In 1914, Yancey Freeman of the Sun was elected vice president of the Yakima-Benton-Kittitas Press Association, an organization newly formed to obtain uniform advertising rates in the Yakima valley. A. S. Hillyer of the Sun was the first speaker featured at the annual convention of the Washington State Press Association in 1922. Also in 1922, the Sun joined with other Washington newspapers to advocate for the McNary–Haugen Farm Relief Bill. The newspapers' testimony was entered into the Congressional Record of the 67th Congress.

In his History of the Yakima Valley (1919), William Denison Lyman described the Sun as "one of the strongest weekly papers in the valley." The book identified William Hitchcock as the founder and longtime proprietor, and stated that in 1909 the management changed. Hillyer was the editor and manager as of that date. The newspaper's contents were used as a basis for comparing the relative wealth and population of towns in its part of the Yakima Valley.

Hillyer joined with leaders of other Yakima Valley news organizations in 1948 to develop an educational program for students in the local 4-H Club to learn about the news business. The event was intended to be repeated annually.

In 1959, the paper had an audited circulation of 1,288.

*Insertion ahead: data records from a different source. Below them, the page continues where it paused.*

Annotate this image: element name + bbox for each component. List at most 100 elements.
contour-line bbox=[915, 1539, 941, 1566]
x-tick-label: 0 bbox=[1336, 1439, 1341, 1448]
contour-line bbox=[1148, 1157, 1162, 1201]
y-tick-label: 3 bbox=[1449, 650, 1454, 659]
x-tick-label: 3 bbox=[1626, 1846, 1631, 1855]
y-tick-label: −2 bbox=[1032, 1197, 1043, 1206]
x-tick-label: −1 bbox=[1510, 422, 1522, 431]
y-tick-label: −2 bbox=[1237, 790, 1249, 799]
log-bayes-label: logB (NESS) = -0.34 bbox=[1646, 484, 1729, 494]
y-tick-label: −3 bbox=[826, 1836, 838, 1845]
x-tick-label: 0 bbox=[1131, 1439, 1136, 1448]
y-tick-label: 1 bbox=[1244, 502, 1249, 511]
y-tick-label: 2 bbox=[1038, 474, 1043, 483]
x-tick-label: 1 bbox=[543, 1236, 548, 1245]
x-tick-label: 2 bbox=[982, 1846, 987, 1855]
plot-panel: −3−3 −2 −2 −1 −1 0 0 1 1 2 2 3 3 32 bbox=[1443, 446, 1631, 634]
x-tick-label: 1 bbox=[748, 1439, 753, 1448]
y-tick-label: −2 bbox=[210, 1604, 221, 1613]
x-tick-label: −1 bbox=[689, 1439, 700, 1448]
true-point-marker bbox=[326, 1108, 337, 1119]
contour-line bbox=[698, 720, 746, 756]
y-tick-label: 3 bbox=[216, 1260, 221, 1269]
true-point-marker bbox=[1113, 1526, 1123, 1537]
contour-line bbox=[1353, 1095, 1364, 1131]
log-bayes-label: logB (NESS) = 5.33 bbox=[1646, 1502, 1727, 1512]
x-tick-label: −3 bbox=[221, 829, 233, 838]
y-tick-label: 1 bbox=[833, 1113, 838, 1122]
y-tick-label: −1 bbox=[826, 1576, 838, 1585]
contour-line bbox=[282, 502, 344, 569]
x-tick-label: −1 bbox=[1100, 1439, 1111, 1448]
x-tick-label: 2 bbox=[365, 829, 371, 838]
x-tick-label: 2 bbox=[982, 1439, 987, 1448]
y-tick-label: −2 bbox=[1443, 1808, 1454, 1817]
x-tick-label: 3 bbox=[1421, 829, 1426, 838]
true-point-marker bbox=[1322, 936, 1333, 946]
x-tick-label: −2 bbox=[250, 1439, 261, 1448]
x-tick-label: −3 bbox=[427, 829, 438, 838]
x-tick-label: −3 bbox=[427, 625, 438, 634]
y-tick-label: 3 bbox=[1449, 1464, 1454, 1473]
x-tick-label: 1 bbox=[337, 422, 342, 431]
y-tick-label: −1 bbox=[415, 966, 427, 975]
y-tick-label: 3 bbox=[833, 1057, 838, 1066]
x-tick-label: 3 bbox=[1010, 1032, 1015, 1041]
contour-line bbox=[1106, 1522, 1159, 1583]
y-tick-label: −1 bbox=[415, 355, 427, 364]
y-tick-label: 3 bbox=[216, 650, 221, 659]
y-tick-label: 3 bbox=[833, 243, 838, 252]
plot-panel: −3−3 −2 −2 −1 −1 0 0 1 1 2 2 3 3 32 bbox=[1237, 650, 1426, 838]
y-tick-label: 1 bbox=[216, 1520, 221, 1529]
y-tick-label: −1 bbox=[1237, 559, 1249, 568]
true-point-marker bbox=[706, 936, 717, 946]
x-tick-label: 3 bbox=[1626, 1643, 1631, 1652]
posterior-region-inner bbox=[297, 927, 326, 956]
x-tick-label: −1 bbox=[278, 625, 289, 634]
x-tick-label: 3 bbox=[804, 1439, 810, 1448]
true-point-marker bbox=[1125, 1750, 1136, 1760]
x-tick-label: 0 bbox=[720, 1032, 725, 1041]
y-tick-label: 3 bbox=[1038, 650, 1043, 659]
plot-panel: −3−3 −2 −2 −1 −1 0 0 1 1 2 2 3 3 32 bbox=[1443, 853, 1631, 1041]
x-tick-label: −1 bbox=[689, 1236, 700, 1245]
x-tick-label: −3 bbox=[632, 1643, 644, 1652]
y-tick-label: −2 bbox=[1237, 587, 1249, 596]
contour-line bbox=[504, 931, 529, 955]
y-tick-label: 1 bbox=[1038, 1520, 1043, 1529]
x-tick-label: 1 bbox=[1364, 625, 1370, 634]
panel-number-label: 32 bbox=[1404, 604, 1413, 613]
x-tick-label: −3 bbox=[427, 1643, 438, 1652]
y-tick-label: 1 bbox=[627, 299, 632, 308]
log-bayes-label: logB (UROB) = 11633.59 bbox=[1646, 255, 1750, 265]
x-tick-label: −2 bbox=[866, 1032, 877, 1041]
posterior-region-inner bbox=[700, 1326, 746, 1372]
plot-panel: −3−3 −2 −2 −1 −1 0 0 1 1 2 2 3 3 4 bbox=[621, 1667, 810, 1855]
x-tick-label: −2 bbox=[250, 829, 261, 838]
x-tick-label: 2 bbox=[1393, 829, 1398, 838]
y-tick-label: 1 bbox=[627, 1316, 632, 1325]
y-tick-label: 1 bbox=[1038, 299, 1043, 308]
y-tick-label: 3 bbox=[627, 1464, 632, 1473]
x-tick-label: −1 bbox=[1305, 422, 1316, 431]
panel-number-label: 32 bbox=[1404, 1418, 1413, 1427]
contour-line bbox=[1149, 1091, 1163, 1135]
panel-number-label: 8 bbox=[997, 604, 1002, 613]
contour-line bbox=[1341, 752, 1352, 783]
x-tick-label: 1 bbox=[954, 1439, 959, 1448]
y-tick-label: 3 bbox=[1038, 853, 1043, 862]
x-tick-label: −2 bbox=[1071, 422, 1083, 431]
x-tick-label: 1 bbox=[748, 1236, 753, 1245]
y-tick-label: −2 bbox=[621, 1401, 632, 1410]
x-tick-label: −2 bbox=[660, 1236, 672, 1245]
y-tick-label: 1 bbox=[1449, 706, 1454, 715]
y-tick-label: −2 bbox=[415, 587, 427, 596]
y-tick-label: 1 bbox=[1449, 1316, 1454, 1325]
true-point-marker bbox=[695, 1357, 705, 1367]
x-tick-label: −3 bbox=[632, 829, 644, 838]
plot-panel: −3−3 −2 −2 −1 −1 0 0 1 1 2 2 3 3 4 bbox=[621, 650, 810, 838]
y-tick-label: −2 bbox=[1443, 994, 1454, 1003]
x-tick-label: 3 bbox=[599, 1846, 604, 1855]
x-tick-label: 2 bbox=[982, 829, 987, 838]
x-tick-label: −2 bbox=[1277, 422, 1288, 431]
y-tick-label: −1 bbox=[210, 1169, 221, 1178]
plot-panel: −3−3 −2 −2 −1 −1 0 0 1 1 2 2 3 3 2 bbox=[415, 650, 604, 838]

The Sunnyside Sun absorbed the weekly Sunnyside Times in 1962. The paper was acquired by the Oregon-based Eagle Newspapers in 1984. Eagle bought the competing Daily News as well, and merged the two in 1986 to form the Daily Sun News. Daily publication began with Vol.1 in 1986 and ceased with Vol. 117 in 2018. After the paper's sale to Andy McNab in 2018, the name was changed back to Sunnyside Sun. In April 2024, owner Andy McNab sold the Sunnyside Sun to Ileana Martinez and Job Wise. The two were long-time employees of the paper and used a loan from the city to help fund the acquisition.

== Achievements ==
- In 2002, the Daily Sun News collaborated with Sunnyside Museum to produce a commemorative book, A Pictorial History of Sunnyside Washington. The book features historic photos of Sunnyside.
- In 2011, a design specialist and photographer of the Daily Sun News won seven awards between them from the Washington Better Newspaper Contest hosted by Washington Newspaper Publishers Association.